São Josemaria Escrivá
Cristo que passa 150 a 154
150
Hoje, festa do Corpo de
Deus, meditamos juntos a profundidade do Amor do Senhor, que o levou a ficar
oculto sob das espécies sacramentais, e é como se ouvíssemos, fisicamente,
aqueles seus ensinamentos à multidão: Eis que o semeador saiu a semear. E,
quando semeava, uma parte da semente caiu ao longo do caminho, e vieram as aves
do céu e comeram-na. Outra parte caiu em lugar pedregoso, onde havia pouca
terra; e logo nasceu porque estava à superfície; mas, saindo o sol, queimou-se
e, porque não tinha raiz, secou. Outra parte caiu entre os espinhos, e os
espinhos cresceram e sufocaram-na. Outra parte caiu em boa terra e frutificou;
uns grãos renderam cem por um, outros sessenta, outros trinta.
A cena é actual.
O semeador divino lança
agora, também, a sua semente.
A obra da salvação
continua a cumprir-se e o Senhor quer servir-se de nós: deseja que nós, os
cristãos, abramos ao seu amor todos os caminhos da Terra; convida-nos a
propagar a mensagem divina, com a doutrina e com o exemplo, até aos últimos
recantos do mundo. Pede-nos que, sendo cidadãos da sociedade eclesial e da
civil, ao desempenhar com fidelidade os nossos deveres, sejamos cada um outro
Cristo, santificando o trabalho profissional e as obrigações do próprio estado.

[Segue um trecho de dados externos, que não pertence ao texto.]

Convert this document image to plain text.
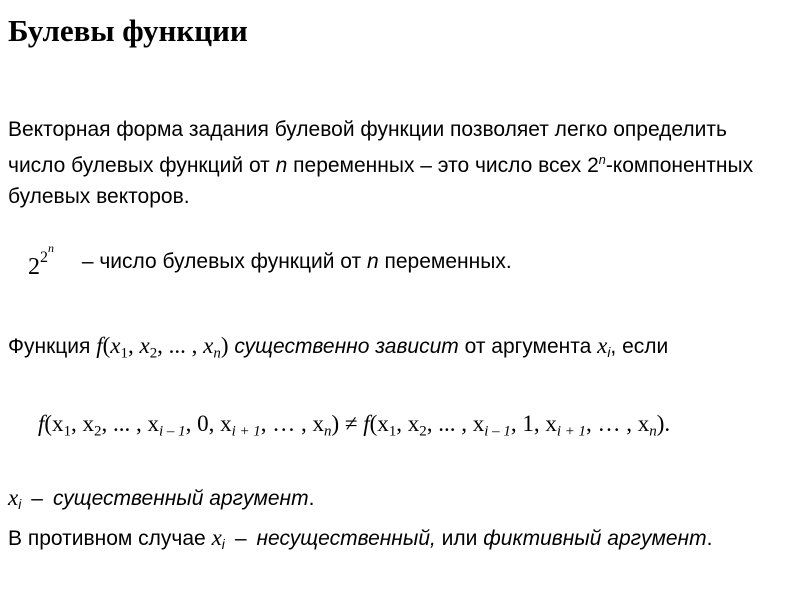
Булевы функции
Векторная форма задания булевой функции позволяет легко определить число булевых функций от n переменных – это число всех 2$^n$-компонентных булевых векторов.
$2^{2n}$ – число булевых функций от n переменных.
Функция $f(x_1$, $x_2$, ... , $x_n$) существенно зависит от аргумента $x_i$, если
$f(x_1$, $x_2$, ... , $x_{i - 1}$, 0, $x_{i + 1}$, … , $x_n) \ne f(x_1$, $x_2$, ... , $x_{i - 1}$, 1, $x_{i + 1}$, … , $x_n$).
$x_i$ – существенный аргумент.
В противном случае $x_i$ – несущественный, или фиктивный аргумент.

Se olharmos à nossa volta,
para este mundo que amamos porque foi feito por Deus, dar-nos-emos conta de que
se verifica a parábola: a palavra de Jesus Cristo é fecunda, suscita em muitas
almas desejos de entrega e de fidelidade.
A vida e o comportamento
dos que servem a Deus mudaram a história, e inclusivamente muitos dos que não
conhecem o Senhor regem-se - talvez sem sequer o advertirem - por ideais
nascidos do Cristianismo.
Vemos também que parte da
semente cai em terra estéril, ou entre espinhos e abrolhos: há corações que se
fecham à luz da fé.
Os ideais de paz, de
reconciliação, de fraternidade, são aceites e proclamados, mas - não poucas
vezes - são desmentidos com os factos. Alguns homens empenham-se inutilmente em
afogar a voz de Deus, impedindo a sua difusão com a força bruta ou então com
uma arma, menos ruidosa, mas talvez mais cruel, porque insensibiliza o
espírito: a indiferença.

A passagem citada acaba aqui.